License & Disclaimer

Nobody likes breaking changes when using third-party resources. So we want to be clear about the limitations, constraints, and support we provide for our APIs. This text is aimed both at you as a company, but also the developers within that company who plan to use our public API’s.

License and Disclaimers

Users are permitted to use our public REST APIs to facilitate their use of the Kindly platform in a manner consistent with the rights they’ve separately purchased from Kindly, during the term of their license or subscription.

Other terms and conditions can be found at https://www.kindly.ai/legal/terms-of-service.

Backward Compatibility and Limitations

The last thing developers and businesses need is to be surprised that a crucial endpoint is no longer reachable, behaving unexpectedly, or has changed in any way that disrupts or breaks an established workflow. We take steps designed to ensure backwards compatibility of our APIs.

We consider the following changes to be backwards-compatible:

Additive changes:

  • Adding a new resource (i.e. adding a new URL or path to the APIs).

  • Adding new optional request parameters.

  • Adding new JSON fields in API responses.

  • Changing the order of properties in API response.

  • Changing the length or format of strings in error messages.

Limits and Constraints:

  • Your API client consumer should gracefully handle any of the additive changes above.

  • If a resource is being consumed at a rate which puts the integrity of the Kindly platform and/or service degradation is at risk, Kindly may choose to apply sensible concurrency and rate limits, even if an individual resource has no rate limits currently.

Upgrades and versioning

Kindly release changes to its products continuously, and non-breaking changes are introduced with no prior announcement.

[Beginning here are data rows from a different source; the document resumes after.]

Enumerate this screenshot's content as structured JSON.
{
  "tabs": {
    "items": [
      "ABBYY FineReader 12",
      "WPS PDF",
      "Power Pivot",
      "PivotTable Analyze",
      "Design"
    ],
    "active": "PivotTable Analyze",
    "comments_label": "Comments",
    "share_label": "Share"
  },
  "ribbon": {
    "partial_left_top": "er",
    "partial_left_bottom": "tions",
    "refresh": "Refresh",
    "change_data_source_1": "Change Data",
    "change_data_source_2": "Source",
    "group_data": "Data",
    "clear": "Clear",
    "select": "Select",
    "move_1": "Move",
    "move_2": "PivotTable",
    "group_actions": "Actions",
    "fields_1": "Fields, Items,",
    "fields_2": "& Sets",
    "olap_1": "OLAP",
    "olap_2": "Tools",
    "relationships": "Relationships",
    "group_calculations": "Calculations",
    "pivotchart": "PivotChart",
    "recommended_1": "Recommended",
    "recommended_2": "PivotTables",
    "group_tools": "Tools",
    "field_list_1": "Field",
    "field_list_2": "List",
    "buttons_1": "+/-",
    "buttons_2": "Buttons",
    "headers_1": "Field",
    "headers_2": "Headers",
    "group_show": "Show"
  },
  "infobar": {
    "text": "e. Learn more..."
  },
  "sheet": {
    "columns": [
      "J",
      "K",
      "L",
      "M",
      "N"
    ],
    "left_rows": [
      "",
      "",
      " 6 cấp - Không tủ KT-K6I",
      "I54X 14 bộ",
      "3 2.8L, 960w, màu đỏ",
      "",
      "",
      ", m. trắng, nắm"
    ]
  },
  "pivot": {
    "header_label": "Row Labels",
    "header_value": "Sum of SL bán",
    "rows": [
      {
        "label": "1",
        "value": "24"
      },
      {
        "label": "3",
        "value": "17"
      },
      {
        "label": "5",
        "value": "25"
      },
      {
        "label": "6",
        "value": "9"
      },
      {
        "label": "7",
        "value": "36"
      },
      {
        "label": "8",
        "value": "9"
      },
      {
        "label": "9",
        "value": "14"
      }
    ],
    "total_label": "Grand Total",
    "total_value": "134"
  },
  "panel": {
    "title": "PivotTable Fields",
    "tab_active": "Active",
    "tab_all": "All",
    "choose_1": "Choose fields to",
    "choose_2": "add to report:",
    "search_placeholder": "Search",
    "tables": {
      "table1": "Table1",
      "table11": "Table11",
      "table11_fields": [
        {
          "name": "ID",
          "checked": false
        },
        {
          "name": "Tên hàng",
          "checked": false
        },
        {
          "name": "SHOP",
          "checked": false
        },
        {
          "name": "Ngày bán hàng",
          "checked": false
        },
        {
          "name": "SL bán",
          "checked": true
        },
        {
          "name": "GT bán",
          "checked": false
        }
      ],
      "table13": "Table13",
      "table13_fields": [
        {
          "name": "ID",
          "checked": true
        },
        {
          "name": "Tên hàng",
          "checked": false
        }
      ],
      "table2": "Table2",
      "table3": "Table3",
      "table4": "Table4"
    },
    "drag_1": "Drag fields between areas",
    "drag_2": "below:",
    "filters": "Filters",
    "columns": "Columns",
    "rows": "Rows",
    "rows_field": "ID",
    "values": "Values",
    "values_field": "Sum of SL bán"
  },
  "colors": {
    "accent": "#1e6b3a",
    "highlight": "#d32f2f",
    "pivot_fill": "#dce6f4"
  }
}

Deprecations, and Sunsetting:

  • When breaking changes are required to innovate and evolve the Kindly platform, we will provide version updates for individual APIs as designated by changes to the next whole number -- for example, /v1/metrics, /v2/metrics, etc. This way our users can still continue using their API version until they are ready to upgrade.

  • Each individual API is versioned separately. For example, we might publish a v2 of the Statistics API without upgrading the others.

  • Once a new version is released, the old version may be deprecated as legacy. Depreciation shall be announced at least three months ahead of time. Sunsetting of deprecated API shall be announced at least six months ahead of time. Only exceptions to these are if we measure no usage of an API within the last three months.